Assuming Glossier is able to convince the USPTO the color pink is not functional, their second argument hinges on a showing of acquired distinctiveness. Glossier begins by stating the five years of use of the mark and that there is extensive evidence that relevant consumers immediately recognize the color pink on a bubble-lined zip top pouch as Glossier’s Pink Pouch. While evidence of consumer recognition may not be dispositive under the acquired distinctiveness analysis, Glossier may have a better chance of getting trademark protection if evidence of advertising expenditures, unsolicited media coverage and consumer “studies” are significant. Glossier provides examples of advertising on its website, NYC subway ads, and social media posts, but does not detail exactly how much was spent on such advertising. The novelty of social media makes it difficult to assess whether the USPTO will find such evidence compelling because whether or not a post was paid for is not readily discernable, and one part of the appeal for advertising through social media is that it can cost significantly less than running a television ad or print ad. Glossier then provides numerous examples of unsolicited media coverage including articles by popular fashion and beauty websites directly referencing the pink pouches which is likely to tip in their favor. Lastly, Glossier includes third-party social media posts as evidence that consumers already associate the Pink Pouch with Glossier when uploading photos and comments that highlight the pink packaging.

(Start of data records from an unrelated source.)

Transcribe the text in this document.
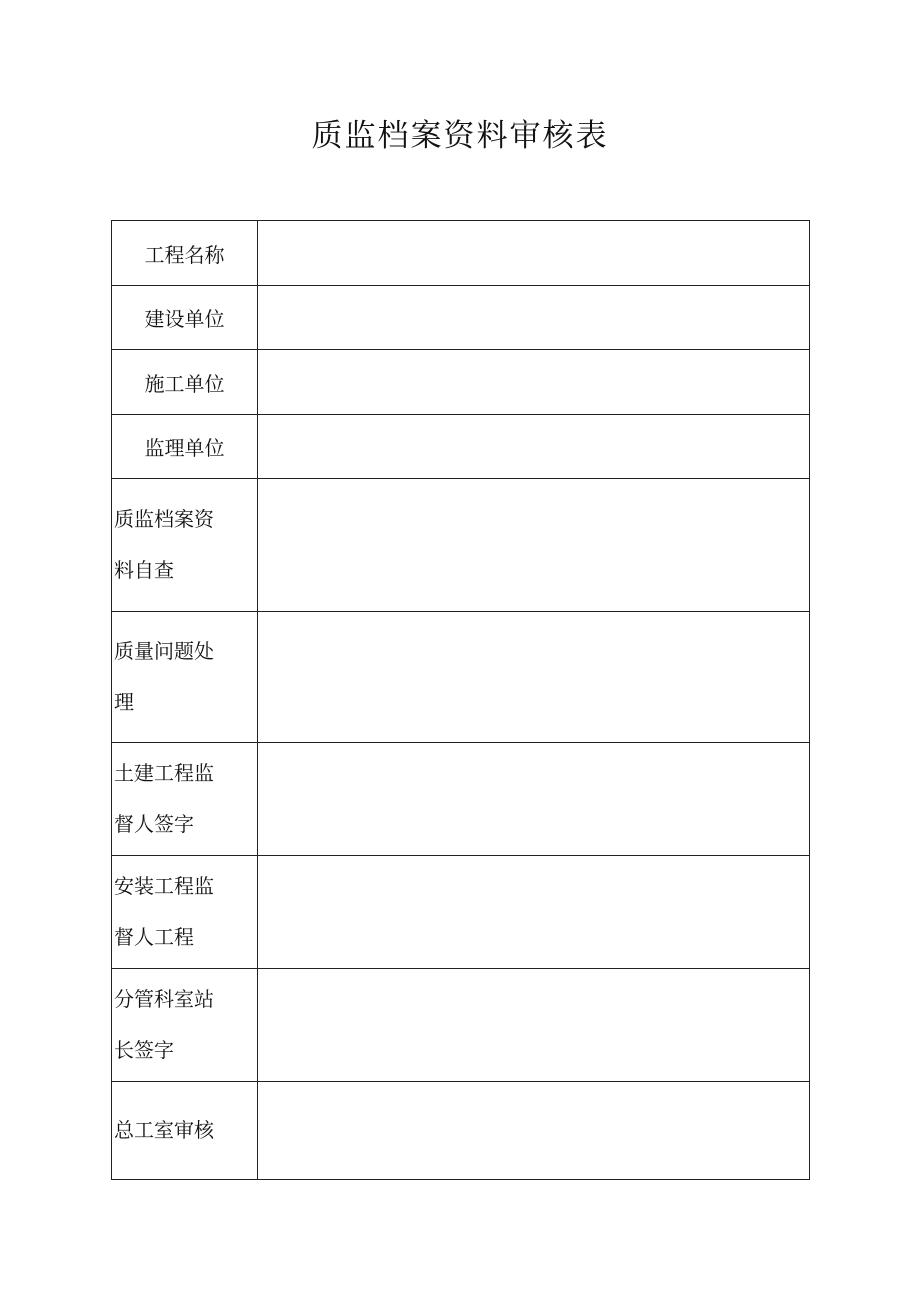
质监档案资料审核表
工程名称	
建设单位	
施工单位	
监理单位	

质监档案资料自查	

质量问题处理	

土建工程监督人签字	

安装工程监督人工程	

分管科室站长签字	

总工室审核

Should the USPTO consider social media posts as evidence of consumer association with the pink pouch and the Glossier brand, there may be a stronger argument for supporting registration.  However,  there are other beauty brands that also use Millennial Pink in their product packaging, such as Sephora and Kylie Cosmetics, and the USPTO may find that the interest in avoiding any hinderance of competition outweighs Glossier’s desire to claim the color pink. It remains unclear whether Glossier will succeed in getting the trademark registration, but even without it, it appears that Glossier’s consumers will continue to recognize the pink pouch as Glossier’s product packaging.